Zwei zentrale Begriffe der politischen Debatte wurden vom Gericht ausdrücklich nicht beanstandet: der Begriff der „Remigration" und die Verwendung des „ethnisch-kulturellen Volksbegriffs". Ausgerechnet jene Schlagworte also, die von Medien und politischen Gegnern der AfD jahrelang als ultimativer Beweis für deren angeblichen Extremismus herangezogen wurden, hielten der juristischen Prüfung nicht stand. Der Versuch, politologische und soziologische Deutungsmuster als juristische Tatsachen zu verkaufen, ist damit krachend gescheitert.
Faesers vergiftetes Abschiedsgeschenk
Der zeitliche Ablauf spricht Bände. Am 2. Mai 2025 wurde die Hochstufung unter massivem Zeitdruck durchgepeitscht. Am 6. Mai übergab Faeser das Amt an ihren Nachfolger Alexander Dobrindt von der CSU. Es war, so könnte man es formulieren, ein vergiftetes Abschiedsgeschenk – ein politischer Sprengsatz, den die scheidende Ministerin ihrem Nachfolger auf den Schreibtisch legte. Dass zu diesem Zeitpunkt der heutige BfV-Präsident Sinan Selen die Behörde lediglich kommissarisch leitete, macht die Sache nicht besser, sondern unterstreicht den improvisierten Charakter des gesamten Vorgangs.
Dobrindt selbst reagierte nach dem Kölner Beschluss bemerkenswert nüchtern. „Die AfD muß man wegregieren und nicht wegverbieten wollen", ließ er verlauten. Für ein Parteiverbot gebe es „deutlich darüber hinausgehende Hürden" als für die nun gescheiterte Einstufung. Bereits seit seiner Amtsübernahme hatte der CSU-Politiker erkennen lassen, dass er die nachrichtendienstliche Verfolgung der AfD nicht zu einem politischen Schwerpunkt machen würde. Eine kluge Entscheidung – denn wer den politischen Gegner mit geheimdienstlichen Mitteln bekämpft statt mit besseren Argumenten, der untergräbt genau jene demokratischen Grundwerte, die er vorgibt zu verteidigen.

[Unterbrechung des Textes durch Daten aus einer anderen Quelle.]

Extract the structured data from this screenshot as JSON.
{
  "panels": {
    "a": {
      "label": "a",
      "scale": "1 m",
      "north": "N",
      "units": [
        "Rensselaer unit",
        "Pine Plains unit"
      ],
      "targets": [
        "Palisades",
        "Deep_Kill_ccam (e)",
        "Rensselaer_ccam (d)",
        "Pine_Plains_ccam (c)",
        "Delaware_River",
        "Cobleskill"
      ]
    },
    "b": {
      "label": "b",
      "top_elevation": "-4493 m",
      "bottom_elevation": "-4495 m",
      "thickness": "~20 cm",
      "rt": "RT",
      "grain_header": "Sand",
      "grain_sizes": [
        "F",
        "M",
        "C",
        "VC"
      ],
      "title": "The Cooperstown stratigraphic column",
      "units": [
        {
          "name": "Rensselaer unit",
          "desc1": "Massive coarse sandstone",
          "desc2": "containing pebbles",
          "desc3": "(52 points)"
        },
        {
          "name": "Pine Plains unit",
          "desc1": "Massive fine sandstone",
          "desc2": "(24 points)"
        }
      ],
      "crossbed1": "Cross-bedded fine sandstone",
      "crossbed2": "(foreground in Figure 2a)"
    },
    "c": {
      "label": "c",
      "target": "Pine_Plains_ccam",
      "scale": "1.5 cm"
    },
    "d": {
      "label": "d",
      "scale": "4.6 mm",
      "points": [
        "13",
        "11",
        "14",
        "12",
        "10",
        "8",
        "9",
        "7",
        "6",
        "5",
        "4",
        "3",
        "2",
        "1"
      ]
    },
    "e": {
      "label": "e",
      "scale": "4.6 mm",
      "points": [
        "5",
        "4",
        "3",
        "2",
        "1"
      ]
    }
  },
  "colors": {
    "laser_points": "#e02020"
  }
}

Ein Symptom einer tieferen Krise
Was dieser Vorgang offenbart, geht weit über die Causa AfD hinaus. Er wirft ein grelles Schlaglicht auf eine politische Kultur, in der staatliche Institutionen zunehmend als Werkzeuge im parteipolitischen Kampf missbraucht werden. Der Verfassungsschutz, einst als Frühwarnsystem der Demokratie konzipiert, wurde unter Faesers Ägide zum verlängerten Arm einer Regierungspartei degradiert. Dass ausgerechnet eine Innenministerin, die eigentlich die Verfassung schützen sollte, den Verfassungsschutz für politische Zwecke instrumentalisierte, ist eine Ironie, die man sich kaum ausdenken könnte.

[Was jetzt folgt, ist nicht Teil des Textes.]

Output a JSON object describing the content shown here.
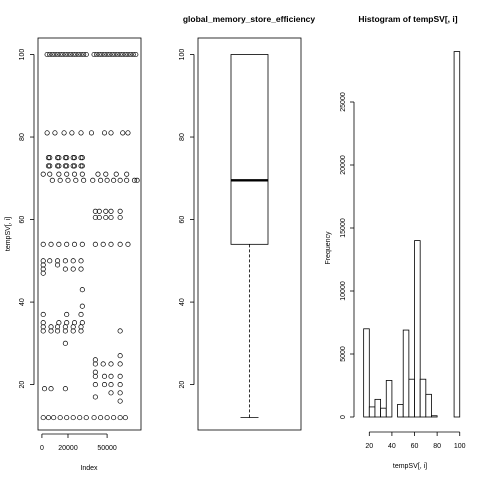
{
  "chart_data": [
    {
      "type": "scatter",
      "title": "",
      "xlabel": "Index",
      "ylabel": "tempSV[, i]",
      "xlim": [
        -3000,
        76000
      ],
      "ylim": [
        9,
        104
      ],
      "xticks": [
        0,
        20000,
        50000
      ],
      "xtick_labels": [
        "0",
        "20000",
        "50000"
      ],
      "yticks": [
        20,
        40,
        60,
        80,
        100
      ],
      "ytick_labels": [
        "20",
        "40",
        "60",
        "80",
        "100"
      ],
      "points": [
        [
          1000,
          12
        ],
        [
          5000,
          12
        ],
        [
          9000,
          12
        ],
        [
          14000,
          12
        ],
        [
          19000,
          12
        ],
        [
          24000,
          12
        ],
        [
          29000,
          12
        ],
        [
          34000,
          12
        ],
        [
          40000,
          12
        ],
        [
          45000,
          12
        ],
        [
          50000,
          12
        ],
        [
          55000,
          12
        ],
        [
          60000,
          12
        ],
        [
          64000,
          12
        ],
        [
          4000,
          100
        ],
        [
          6000,
          100
        ],
        [
          8000,
          100
        ],
        [
          10000,
          100
        ],
        [
          12000,
          100
        ],
        [
          14000,
          100
        ],
        [
          16000,
          100
        ],
        [
          18000,
          100
        ],
        [
          20000,
          100
        ],
        [
          22000,
          100
        ],
        [
          24000,
          100
        ],
        [
          26000,
          100
        ],
        [
          28000,
          100
        ],
        [
          30000,
          100
        ],
        [
          32000,
          100
        ],
        [
          34000,
          100
        ],
        [
          40000,
          100
        ],
        [
          42000,
          100
        ],
        [
          44000,
          100
        ],
        [
          46000,
          100
        ],
        [
          48000,
          100
        ],
        [
          50000,
          100
        ],
        [
          52000,
          100
        ],
        [
          54000,
          100
        ],
        [
          56000,
          100
        ],
        [
          58000,
          100
        ],
        [
          60000,
          100
        ],
        [
          62000,
          100
        ],
        [
          64000,
          100
        ],
        [
          66000,
          100
        ],
        [
          68000,
          100
        ],
        [
          70000,
          100
        ],
        [
          72000,
          100
        ],
        [
          1000,
          71
        ],
        [
          6000,
          71
        ],
        [
          13000,
          71
        ],
        [
          19000,
          71
        ],
        [
          25000,
          71
        ],
        [
          31000,
          71
        ],
        [
          43000,
          71
        ],
        [
          49000,
          71
        ],
        [
          57000,
          71
        ],
        [
          65000,
          71
        ],
        [
          5000,
          73
        ],
        [
          6000,
          73
        ],
        [
          12000,
          73
        ],
        [
          13000,
          73
        ],
        [
          18000,
          73
        ],
        [
          19000,
          73
        ],
        [
          24000,
          73
        ],
        [
          25000,
          73
        ],
        [
          30000,
          73
        ],
        [
          31000,
          73
        ],
        [
          5000,
          75
        ],
        [
          6000,
          75
        ],
        [
          12000,
          75
        ],
        [
          13000,
          75
        ],
        [
          18000,
          75
        ],
        [
          19000,
          75
        ],
        [
          24000,
          75
        ],
        [
          25000,
          75
        ],
        [
          30000,
          75
        ],
        [
          31000,
          75
        ],
        [
          8000,
          69.5
        ],
        [
          14000,
          69.5
        ],
        [
          20000,
          69.5
        ],
        [
          26000,
          69.5
        ],
        [
          32000,
          69.5
        ],
        [
          39000,
          69.5
        ],
        [
          45000,
          69.5
        ],
        [
          50000,
          69.5
        ],
        [
          55000,
          69.5
        ],
        [
          60000,
          69.5
        ],
        [
          65000,
          69.5
        ],
        [
          71000,
          69.5
        ],
        [
          73000,
          69.5
        ],
        [
          4000,
          81
        ],
        [
          10000,
          81
        ],
        [
          17000,
          81
        ],
        [
          23000,
          81
        ],
        [
          30000,
          81
        ],
        [
          38000,
          81
        ],
        [
          48000,
          81
        ],
        [
          53000,
          81
        ],
        [
          62000,
          81
        ],
        [
          66000,
          81
        ],
        [
          1000,
          54
        ],
        [
          7000,
          54
        ],
        [
          13000,
          54
        ],
        [
          19000,
          54
        ],
        [
          25000,
          54
        ],
        [
          31000,
          54
        ],
        [
          41000,
          54
        ],
        [
          47000,
          54
        ],
        [
          53000,
          54
        ],
        [
          60000,
          54
        ],
        [
          66000,
          54
        ],
        [
          1000,
          50
        ],
        [
          6000,
          50
        ],
        [
          12000,
          50
        ],
        [
          18000,
          50
        ],
        [
          24000,
          50
        ],
        [
          30000,
          50
        ],
        [
          1000,
          49
        ],
        [
          1000,
          48
        ],
        [
          1000,
          47
        ],
        [
          12000,
          49
        ],
        [
          18000,
          48
        ],
        [
          24000,
          48
        ],
        [
          30000,
          48
        ],
        [
          41000,
          62
        ],
        [
          44000,
          62
        ],
        [
          49000,
          62
        ],
        [
          53000,
          62
        ],
        [
          60000,
          62
        ],
        [
          41000,
          60.5
        ],
        [
          44000,
          60.5
        ],
        [
          49000,
          60.5
        ],
        [
          53000,
          60.5
        ],
        [
          60000,
          60.5
        ],
        [
          1000,
          33
        ],
        [
          1000,
          34
        ],
        [
          1000,
          35
        ],
        [
          1000,
          37
        ],
        [
          7000,
          33
        ],
        [
          7000,
          34
        ],
        [
          12000,
          33
        ],
        [
          12000,
          34
        ],
        [
          13000,
          35
        ],
        [
          18000,
          33
        ],
        [
          18000,
          34
        ],
        [
          19000,
          35
        ],
        [
          19000,
          37
        ],
        [
          18000,
          30
        ],
        [
          24000,
          33
        ],
        [
          24000,
          34
        ],
        [
          25000,
          35
        ],
        [
          30000,
          33
        ],
        [
          30000,
          34
        ],
        [
          31000,
          35
        ],
        [
          30000,
          37
        ],
        [
          31000,
          43
        ],
        [
          31000,
          39
        ],
        [
          41000,
          26
        ],
        [
          41000,
          25
        ],
        [
          41000,
          23
        ],
        [
          41000,
          22
        ],
        [
          41000,
          20
        ],
        [
          41000,
          17
        ],
        [
          47000,
          25
        ],
        [
          48000,
          20
        ],
        [
          48000,
          22
        ],
        [
          53000,
          25
        ],
        [
          53000,
          22
        ],
        [
          53000,
          20
        ],
        [
          53000,
          18
        ],
        [
          60000,
          25
        ],
        [
          60000,
          22
        ],
        [
          60000,
          20
        ],
        [
          60000,
          18
        ],
        [
          60000,
          27
        ],
        [
          60000,
          33
        ],
        [
          60000,
          16
        ],
        [
          7000,
          19
        ],
        [
          18000,
          19
        ],
        [
          2000,
          19
        ]
      ]
    },
    {
      "type": "box",
      "title": "global_memory_store_efficiency",
      "xlabel": "",
      "ylabel": "",
      "ylim": [
        9,
        104
      ],
      "yticks": [
        20,
        40,
        60,
        80,
        100
      ],
      "ytick_labels": [
        "20",
        "40",
        "60",
        "80",
        "100"
      ],
      "min": 12,
      "q1": 54,
      "median": 69.5,
      "q3": 100,
      "max": 100
    },
    {
      "type": "bar",
      "subtype": "histogram",
      "title": "Histogram of tempSV[, i]",
      "xlabel": "tempSV[, i]",
      "ylabel": "Frequency",
      "xlim": [
        10,
        102
      ],
      "ylim": [
        0,
        30000
      ],
      "xticks": [
        20,
        40,
        60,
        80,
        100
      ],
      "xtick_labels": [
        "20",
        "40",
        "60",
        "80",
        "100"
      ],
      "yticks": [
        0,
        5000,
        10000,
        15000,
        20000,
        25000
      ],
      "ytick_labels": [
        "0",
        "5000",
        "10000",
        "15000",
        "20000",
        "25000"
      ],
      "bin_edges": [
        10,
        15,
        20,
        25,
        30,
        35,
        40,
        45,
        50,
        55,
        60,
        65,
        70,
        75,
        80,
        85,
        90,
        95,
        100
      ],
      "values": [
        0,
        7000,
        800,
        1400,
        700,
        2900,
        0,
        1000,
        6900,
        3000,
        14000,
        3000,
        1800,
        100,
        0,
        0,
        0,
        29000
      ]
    }
  ]
}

Die Bürger dieses Landes haben ein Recht darauf, dass staatliche Institutionen unabhängig und nach rechtsstaatlichen Grundsätzen arbeiten – und nicht nach dem Terminkalender einer scheidenden Ministerin. Dass es am Ende ein Verwaltungsgericht brauchte, um diesen Grundsatz durchzusetzen, sollte allen demokratischen Kräften zu denken geben. Denn wenn der Staat seine eigenen Regeln bricht, um eine missliebige Opposition zu bekämpfen, dann ist nicht die Opposition das Problem – sondern der Staat.

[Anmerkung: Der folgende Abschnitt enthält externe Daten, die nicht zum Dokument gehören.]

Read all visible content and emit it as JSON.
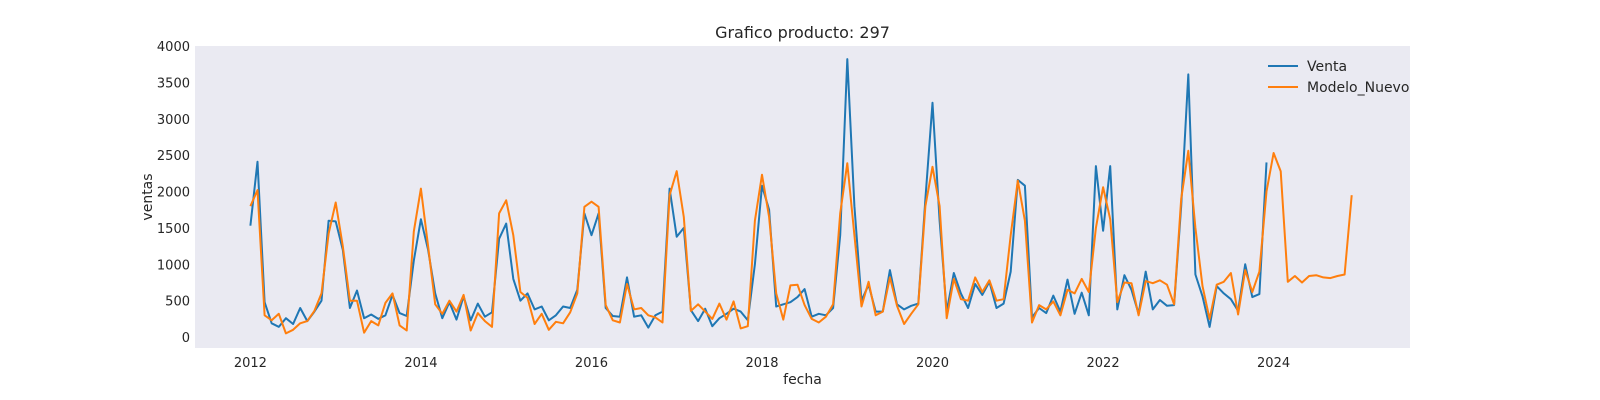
{
  "chart_data": {
    "type": "line",
    "title": "Grafico producto: 297",
    "xlabel": "fecha",
    "ylabel": "ventas",
    "xlim": [
      2011.35,
      2025.6
    ],
    "ylim": [
      -150,
      4000
    ],
    "x_ticks": [
      2012,
      2014,
      2016,
      2018,
      2020,
      2022,
      2024
    ],
    "y_ticks": [
      0,
      500,
      1000,
      1500,
      2000,
      2500,
      3000,
      3500,
      4000
    ],
    "grid": false,
    "legend_position": "top-right",
    "background": "#eaeaf2",
    "x_start": 2012.0,
    "x_step_months": 1,
    "series": [
      {
        "name": "Venta",
        "color": "#1f77b4",
        "values": [
          1530,
          2410,
          480,
          190,
          140,
          260,
          180,
          400,
          220,
          350,
          500,
          1600,
          1590,
          1200,
          400,
          640,
          260,
          310,
          250,
          300,
          580,
          330,
          290,
          1050,
          1620,
          1200,
          600,
          260,
          480,
          240,
          560,
          230,
          460,
          280,
          340,
          1350,
          1560,
          800,
          500,
          600,
          380,
          420,
          230,
          300,
          420,
          400,
          650,
          1700,
          1400,
          1700,
          400,
          290,
          280,
          820,
          280,
          300,
          130,
          300,
          350,
          2040,
          1380,
          1500,
          370,
          220,
          390,
          150,
          260,
          320,
          390,
          350,
          230,
          1000,
          2080,
          1750,
          420,
          450,
          480,
          550,
          660,
          280,
          320,
          300,
          400,
          1400,
          3820,
          1800,
          500,
          720,
          350,
          350,
          920,
          450,
          380,
          430,
          460,
          1900,
          3220,
          1600,
          350,
          880,
          600,
          400,
          730,
          580,
          760,
          400,
          460,
          900,
          2160,
          2080,
          270,
          400,
          330,
          570,
          350,
          790,
          320,
          610,
          300,
          2350,
          1460,
          2350,
          380,
          850,
          650,
          320,
          900,
          380,
          510,
          430,
          440,
          1800,
          3610,
          860,
          560,
          140,
          700,
          600,
          520,
          360,
          1000,
          550,
          590,
          2400
        ]
      },
      {
        "name": "Modelo_Nuevo",
        "color": "#ff7f0e",
        "values": [
          1800,
          2020,
          300,
          230,
          320,
          50,
          100,
          190,
          220,
          360,
          600,
          1420,
          1850,
          1250,
          500,
          500,
          60,
          220,
          160,
          470,
          600,
          160,
          90,
          1450,
          2040,
          1250,
          450,
          320,
          500,
          350,
          580,
          90,
          330,
          220,
          140,
          1700,
          1880,
          1400,
          620,
          540,
          180,
          320,
          100,
          210,
          190,
          340,
          600,
          1790,
          1860,
          1790,
          440,
          230,
          200,
          730,
          380,
          400,
          300,
          270,
          200,
          1950,
          2280,
          1650,
          360,
          450,
          350,
          250,
          460,
          240,
          490,
          120,
          150,
          1600,
          2230,
          1650,
          600,
          240,
          710,
          720,
          440,
          250,
          200,
          280,
          450,
          1700,
          2390,
          1400,
          420,
          760,
          300,
          350,
          820,
          430,
          180,
          320,
          450,
          1800,
          2340,
          1800,
          260,
          800,
          520,
          500,
          820,
          620,
          780,
          500,
          520,
          1400,
          2150,
          1600,
          200,
          440,
          380,
          490,
          300,
          650,
          600,
          800,
          620,
          1500,
          2060,
          1620,
          480,
          750,
          740,
          300,
          770,
          740,
          780,
          720,
          450,
          1900,
          2560,
          1500,
          700,
          250,
          720,
          760,
          880,
          310,
          920,
          620,
          900,
          2000,
          2530,
          2280,
          760,
          840,
          750,
          840,
          850,
          820,
          810,
          840,
          860,
          1950
        ]
      }
    ]
  }
}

Sogar die sonst nicht gerade AfD-freundliche ZEIT titelte nach dem Beschluss: „Das war's dann wohl mit dem Verbotsverfahren." Ein Satz, der wie ein Epitaph auf einem der fragwürdigsten Kapitel der jüngeren deutschen Innenpolitik steht. Und ein Satz, der Nancy Faeser noch lange nachhallen dürfte.